Healthcare has a way of propping things up just to let them fall. We see things come and go all the time. The latest incumbent to stand on this precarious platform is the Medicare Advantage plan.
The big winners of the Affordable Care Act, Medicare Advantage plans were touted to embody everything right about risk in medicine. Each payer would bid for a regional MA contract, determine how much risk to absorb, and monitor the quality metrics to ensure the risk taken matched the projected clinical outcomes. It seemed like the perfect combination of socialistic compassion and capitalistic enterprise – until it proved otherwise.
At the start of 2021, we saw a trickle of articles reveal how MA plans encouraged physicians to overbill by documenting in excess of the care provided. They noted how MA plans coached physicians to code for more diagnoses to generate more revenue: legitimizing this practice through buzzwords like ‘coding density’.
As the year went on, we saw more articles show how MA plans turned coding and billing into a game that balances the desire for overpayments with the risk of healthcare billing fraud.
Officials have known as early as 2019 that some MA plans overbilled the government by exaggerating how sick their patients were or by billing for treating serious medical conditions they cannot prove their patients had. By the end of that year, it was estimated that MA plans were billing in excess of 30 billion dollars. Yet little was done.
Admittedly, the pandemic had a lot to do with the lack of action. Now that we are passed the acute phase of the pandemic, officials are turning their attention back to this problem of overpayment.
According to MedPAC, a government watchdog panel, the federal government incurred 12 billion dollars in “excess payments” to Medicare Advantage plans in 2020. MedPAC projected the figure will swell to 16 billion dollars in 2021 (calculations typically lag behind a year), which is already over half of all the overpayments incurred in the previous decade leading up to 2019. Clearly, MA plans used the pandemic as an excuse to push overbilling into overdrive.
Now it seems the MA gravy train is at least slowing. Public perception of MA plans is shifting away from the belief that they represent the future of healthcare delivery to a more grounded understanding that they represent one of many insurance options available.
If we trace the arc of MA plans’ popularity from their evolutionary explosion at the onset of the Affordable Care Act to the present day, then we would conclude we are either at the peak of or just beyond it. This isn’t some half-baked speculation either. There’s a logic to this prediction, and it’s based on trends seen in the past.
Remember HMO’s (Health Maintenance Organizations)? They were all the rage back in the 70s and 80s, just like MA plans are right now. The idea originated with Dr. Paul Ellwood, a pediatric neurologist turned health policy visionary and reformer. He conceived of a self-regulating health care system that aligned physician incentives with patient interests. Sound familiar?
Dr. Ellwood created the first of many integrated delivery systems built on a core of a multi-specialty group practice that linked to hospitals, labs, and pharmacies. The integration allowed Dr. Ellwood to benchmark a fixed reimbursement for care provided throughout the system, with additional profit garnered through lower costs of care. The model required a significant amount of capital as prepayment, but the risk premium came from keeping costs low. It was capitation before we reintroduced the term in the Affordable Care Act. The idea being that by replacing fee-for-service payments with a per capita prepayment, doctors would have an incentive to keep people healthy and to solve their medical problems in less costly ways.
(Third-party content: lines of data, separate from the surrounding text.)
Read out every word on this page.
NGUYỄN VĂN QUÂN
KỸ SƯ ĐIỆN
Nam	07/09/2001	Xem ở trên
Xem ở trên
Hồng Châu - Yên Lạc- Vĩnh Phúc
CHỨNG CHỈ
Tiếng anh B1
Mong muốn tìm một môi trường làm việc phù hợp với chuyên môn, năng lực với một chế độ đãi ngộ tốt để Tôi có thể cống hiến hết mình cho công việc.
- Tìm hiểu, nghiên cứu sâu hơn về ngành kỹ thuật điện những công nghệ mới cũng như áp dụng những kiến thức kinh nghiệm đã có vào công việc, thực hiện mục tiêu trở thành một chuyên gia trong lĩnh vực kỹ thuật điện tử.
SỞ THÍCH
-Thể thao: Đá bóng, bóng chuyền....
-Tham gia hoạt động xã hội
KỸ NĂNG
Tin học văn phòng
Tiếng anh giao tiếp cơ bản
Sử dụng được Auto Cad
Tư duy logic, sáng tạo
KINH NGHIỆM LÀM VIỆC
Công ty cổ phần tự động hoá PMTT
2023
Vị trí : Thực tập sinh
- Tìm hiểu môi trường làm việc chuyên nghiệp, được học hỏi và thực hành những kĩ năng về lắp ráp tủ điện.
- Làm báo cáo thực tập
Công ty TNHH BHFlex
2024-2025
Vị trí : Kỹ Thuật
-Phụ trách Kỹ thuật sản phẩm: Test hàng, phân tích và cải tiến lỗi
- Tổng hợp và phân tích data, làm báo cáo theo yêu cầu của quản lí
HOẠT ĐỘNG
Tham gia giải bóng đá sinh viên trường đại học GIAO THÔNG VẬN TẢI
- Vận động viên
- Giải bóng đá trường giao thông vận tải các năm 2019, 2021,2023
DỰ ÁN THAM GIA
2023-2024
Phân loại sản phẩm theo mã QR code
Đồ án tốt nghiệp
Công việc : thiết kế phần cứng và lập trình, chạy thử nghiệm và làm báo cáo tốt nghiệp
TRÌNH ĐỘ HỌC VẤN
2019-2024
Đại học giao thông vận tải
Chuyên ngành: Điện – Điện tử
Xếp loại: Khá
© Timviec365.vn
Sound familiar?
Of course it does, because conceptually, these models are all the same. Whether the plan is called an ACO, HMO, or MA, the framework is the same: benchmark care delivery with some degree of financial risk. The problem is that payouts don’t align with the delivery of clinical care, just like the quality of a sporting event can’t be determined by the final score.
We think we can match them up, so we concoct fancy financial models to do just that, but we’re consistently wrong. Somehow, somewhere along the way, the compensation veers off. In the heyday of HMOs, we saw a slew of plans fail to cover their expenses and fold. Today, we see a host of venture backed MA payers feast on Medicare dollars like gluttons at a buffet.
The scenarios may appear different, but they all originate from the same cognitive error: we erroneously believe healthcare is an outcome when it is an ongoing series of decisions and behaviors that manifest over time. The clinical metrics measured are wrong because they oversimplify patient care into an outcome.
So, of course we’ll be off financially. The thing is: we’ll likely never learn our lesson. So after we move on from this infatuation with MA plans, we’ll find another innovation that we’ll mint as the savior of healthcare. We’ll prop it up and glamorize it, only to let it fall, just like all the other models before.